Mid & Senior Site Reliability Engineers Technology and Security - GDS - G7
Government Digital & Data -
The Government Digital Service (GDS) is the digital centre of government — we are responsible for setting, leading and delivering the vision for a modern digital government.
Our priorities are to drive a modern digital government, by:
- joining up public sector services
- harnessing the power of AI for the public good
- strengthening and extending our digital and data public infrastructure
- elevating leadership and investing in talent
- funding for outcomes and procuring for growth and innovation
- committing to transparency and driving accountability
We are home to the Incubator for Artificial Intelligence (I.AI), the world-leading GOV.UK and at the forefront of coordinating the UK’s geospatial strategy and activity. We lead the Government Digital and Data function and champion the work of digital teams across government.
We’re part of the Department for Science, Innovation and Technology (DSIT) and employ more than 1,000 people all over the UK, with hubs in Manchester, London and Bristol.
The Government Digital Service is where talent translates into impact. From your first day, you’ll be working with some of the world’s most highly-skilled digital professionals, all contributing their knowledge to make change on a national scale.
Join us for rewarding work that makes a difference across the UK. You'll solve some of the nation’s highest-priority digital challenges, helping millions of people access services they need.
Reporting to GDS Product Group CTO, the Technology programme is boosting efficiency, strengthening security, and improving developer experience by providing infrastructure, tools and standards. Building upon our current initiatives within GDS's AWS cloud environment, we are establishing four new multi-disciplinary teams to broaden our scope of work:
Cloud Platform team - owns and operates a thin central platform for our AWS estate.
Developer Experience and Finops team - manages core engineering tooling, proactively works to enhance developer practice & experience and ensures value from our SaaS services.
Engineering Access Operations team - owns and operates identity and access management for our systems and acts as an intelligent customer for IT services, improving overall effectiveness.
Business Enablement team - manages core business tooling and services, supporting business impact and agility
Read about a day in the life of a GDS Site Reliability Engineer on the GDS blog, and watch our video about Becoming a site reliability engineer at GDS.
Job description
We're seeking to hire SREs into the following teams:
- Cloud platform team - 1 Senior, 1 Mid-level.
- Developer Experience and Finops team - 1 Senior.
- Engineering Access Operations team - 2 Senior, 1 Mid-level.

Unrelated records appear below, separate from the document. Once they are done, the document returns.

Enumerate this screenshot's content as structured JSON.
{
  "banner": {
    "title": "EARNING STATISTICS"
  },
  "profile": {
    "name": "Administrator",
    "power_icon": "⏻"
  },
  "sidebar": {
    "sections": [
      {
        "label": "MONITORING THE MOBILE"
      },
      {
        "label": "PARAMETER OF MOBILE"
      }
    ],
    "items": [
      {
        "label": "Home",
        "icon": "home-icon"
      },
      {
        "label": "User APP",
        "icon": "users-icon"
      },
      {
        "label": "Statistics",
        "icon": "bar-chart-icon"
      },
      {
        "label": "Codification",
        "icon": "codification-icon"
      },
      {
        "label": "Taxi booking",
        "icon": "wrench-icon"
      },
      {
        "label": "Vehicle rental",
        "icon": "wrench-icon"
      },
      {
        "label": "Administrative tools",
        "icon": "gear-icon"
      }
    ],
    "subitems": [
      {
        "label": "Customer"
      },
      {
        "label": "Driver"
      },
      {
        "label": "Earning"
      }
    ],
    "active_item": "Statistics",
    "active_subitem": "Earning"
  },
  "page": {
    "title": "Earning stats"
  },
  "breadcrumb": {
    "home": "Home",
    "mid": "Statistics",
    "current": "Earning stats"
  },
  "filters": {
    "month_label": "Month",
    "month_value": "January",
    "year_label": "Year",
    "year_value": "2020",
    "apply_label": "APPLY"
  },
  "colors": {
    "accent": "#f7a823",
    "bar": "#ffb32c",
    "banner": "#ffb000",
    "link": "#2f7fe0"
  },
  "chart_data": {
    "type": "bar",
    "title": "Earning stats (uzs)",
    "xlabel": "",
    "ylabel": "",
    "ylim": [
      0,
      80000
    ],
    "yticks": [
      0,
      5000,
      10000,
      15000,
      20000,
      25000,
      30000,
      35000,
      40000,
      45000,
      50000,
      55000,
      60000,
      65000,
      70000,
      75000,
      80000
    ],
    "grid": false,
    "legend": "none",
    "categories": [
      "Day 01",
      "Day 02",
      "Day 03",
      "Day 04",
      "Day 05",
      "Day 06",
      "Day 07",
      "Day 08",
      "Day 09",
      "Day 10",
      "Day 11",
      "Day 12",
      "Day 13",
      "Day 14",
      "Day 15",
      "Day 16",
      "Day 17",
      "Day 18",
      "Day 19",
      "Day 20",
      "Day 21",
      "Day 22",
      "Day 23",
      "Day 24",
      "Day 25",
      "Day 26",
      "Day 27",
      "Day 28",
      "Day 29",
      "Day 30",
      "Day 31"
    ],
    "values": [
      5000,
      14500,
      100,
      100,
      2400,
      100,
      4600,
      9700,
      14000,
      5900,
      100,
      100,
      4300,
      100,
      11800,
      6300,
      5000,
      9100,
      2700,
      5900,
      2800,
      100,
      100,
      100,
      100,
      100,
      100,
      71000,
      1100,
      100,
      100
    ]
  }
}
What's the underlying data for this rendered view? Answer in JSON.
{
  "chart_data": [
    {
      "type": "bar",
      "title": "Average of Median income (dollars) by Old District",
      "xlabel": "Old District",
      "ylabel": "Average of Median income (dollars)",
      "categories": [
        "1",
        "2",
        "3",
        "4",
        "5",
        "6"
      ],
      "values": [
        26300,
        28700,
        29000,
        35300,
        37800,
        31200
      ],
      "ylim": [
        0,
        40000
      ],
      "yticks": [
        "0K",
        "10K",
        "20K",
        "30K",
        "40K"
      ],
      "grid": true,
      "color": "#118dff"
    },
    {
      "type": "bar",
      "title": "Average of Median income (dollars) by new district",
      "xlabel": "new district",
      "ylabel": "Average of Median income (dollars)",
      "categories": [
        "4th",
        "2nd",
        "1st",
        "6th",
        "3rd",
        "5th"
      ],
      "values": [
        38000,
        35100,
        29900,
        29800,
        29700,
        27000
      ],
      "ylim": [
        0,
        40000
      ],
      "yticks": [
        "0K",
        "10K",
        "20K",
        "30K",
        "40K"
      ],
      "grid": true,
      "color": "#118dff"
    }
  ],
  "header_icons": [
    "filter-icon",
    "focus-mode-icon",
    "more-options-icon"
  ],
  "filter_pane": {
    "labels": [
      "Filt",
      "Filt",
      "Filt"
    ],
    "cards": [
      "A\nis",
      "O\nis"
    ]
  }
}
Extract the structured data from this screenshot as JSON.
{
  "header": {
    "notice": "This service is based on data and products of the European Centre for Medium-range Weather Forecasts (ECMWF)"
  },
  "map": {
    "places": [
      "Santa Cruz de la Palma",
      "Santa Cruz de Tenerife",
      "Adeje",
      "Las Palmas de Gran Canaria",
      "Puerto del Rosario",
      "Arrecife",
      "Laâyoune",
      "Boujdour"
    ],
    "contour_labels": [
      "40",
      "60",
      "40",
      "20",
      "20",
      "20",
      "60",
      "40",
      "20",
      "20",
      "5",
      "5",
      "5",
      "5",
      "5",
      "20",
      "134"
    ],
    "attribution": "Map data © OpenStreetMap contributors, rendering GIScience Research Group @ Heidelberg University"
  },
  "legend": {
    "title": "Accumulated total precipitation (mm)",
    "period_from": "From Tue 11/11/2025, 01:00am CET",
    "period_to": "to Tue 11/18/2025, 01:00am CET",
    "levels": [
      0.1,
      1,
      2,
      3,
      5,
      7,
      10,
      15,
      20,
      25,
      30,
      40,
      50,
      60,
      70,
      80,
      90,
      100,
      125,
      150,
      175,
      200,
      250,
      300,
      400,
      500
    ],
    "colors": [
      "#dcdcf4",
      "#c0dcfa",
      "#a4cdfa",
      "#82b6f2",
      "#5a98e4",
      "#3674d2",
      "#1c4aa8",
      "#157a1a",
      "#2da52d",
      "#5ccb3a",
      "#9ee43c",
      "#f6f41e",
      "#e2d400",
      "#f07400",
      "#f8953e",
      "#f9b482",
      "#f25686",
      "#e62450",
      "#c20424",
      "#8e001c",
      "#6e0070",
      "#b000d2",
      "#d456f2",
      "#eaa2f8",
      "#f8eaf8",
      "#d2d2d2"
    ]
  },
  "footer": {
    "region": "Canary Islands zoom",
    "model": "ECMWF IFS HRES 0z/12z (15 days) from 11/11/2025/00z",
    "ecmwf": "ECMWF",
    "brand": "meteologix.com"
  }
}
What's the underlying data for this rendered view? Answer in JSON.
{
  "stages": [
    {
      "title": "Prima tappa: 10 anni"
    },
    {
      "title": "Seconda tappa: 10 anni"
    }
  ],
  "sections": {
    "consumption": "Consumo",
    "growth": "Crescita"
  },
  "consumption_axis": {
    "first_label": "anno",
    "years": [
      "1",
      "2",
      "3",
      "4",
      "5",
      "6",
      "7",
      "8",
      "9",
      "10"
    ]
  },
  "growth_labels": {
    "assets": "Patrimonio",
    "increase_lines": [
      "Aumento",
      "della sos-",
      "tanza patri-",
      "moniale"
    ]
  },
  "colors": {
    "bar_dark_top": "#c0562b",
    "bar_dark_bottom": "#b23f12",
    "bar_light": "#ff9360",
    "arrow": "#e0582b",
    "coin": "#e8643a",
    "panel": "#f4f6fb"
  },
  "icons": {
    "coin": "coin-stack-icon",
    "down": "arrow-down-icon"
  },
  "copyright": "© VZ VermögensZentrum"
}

As a Site Reliability Engineer you will:
- Be part of a multidisciplinary team developing and supporting our central cloud, developer and identity and access platforms
- Write infrastructure as code using terraform to ensure our infrastructure is consistent, reusable and reliable
- Deploy and configure observability tools to enable our teams to identify and respond to operational issues quickly and effectively
- Build CI/CD pipelines to enable the team to get code into production quickly and reliably
- Provide day-to-day support for our platforms and tools to ensure they remain available, secure and robust
- Participate in on-call rotations when necessary
- Solve complex and interesting problems
- Share your knowledge and expertise with your peers and the wider team to drive consistency and develop a culture of openness and learning
In addition to the above, as a Senior Site Reliability Engineer, you will:
- line manage 1-2 technologists, supporting their growth and development
- provide technical leadership within a team, working with other team members to identify the best approaches and solutions
Person specification
We’re interested in people who have:
- A deep understanding of Linux operating system internals and are comfortable working with Linux virtual machines or containers
- Strong experience of working with infrastructure technologies such as databases, web servers, DNS, CDNs, reverse proxies, message queues and load balancers
- Experience of building and maintaining services in the cloud (preferably AWS)
- Extensive experience of creating infrastructure as code using Terraform or CloudFormation (preferably Terraform)
- Experience of using container orchestration systems such as Kubernetes, ECS or serverless application design with AWS Lambda
- Experience supporting large production services
- Proficiency in at least one programming language (we use Ruby and Python)
- Strong Git skills
- Experience of creating pipelines in a CI/CD tool like Github Actions or AWS Codepipeline
- A strong understanding of security principles and how to keep large operational services secure
In addition to the above, as a Senior SRE you will have:
- Experience of technical leadership, for example acting as a tech lead for a team or leading a technical initiative
- Experience of line management, mentoring or coaching
If you meet a few of those criteria but think that you might not meet every last one then don’t let that stop you from submitting an application.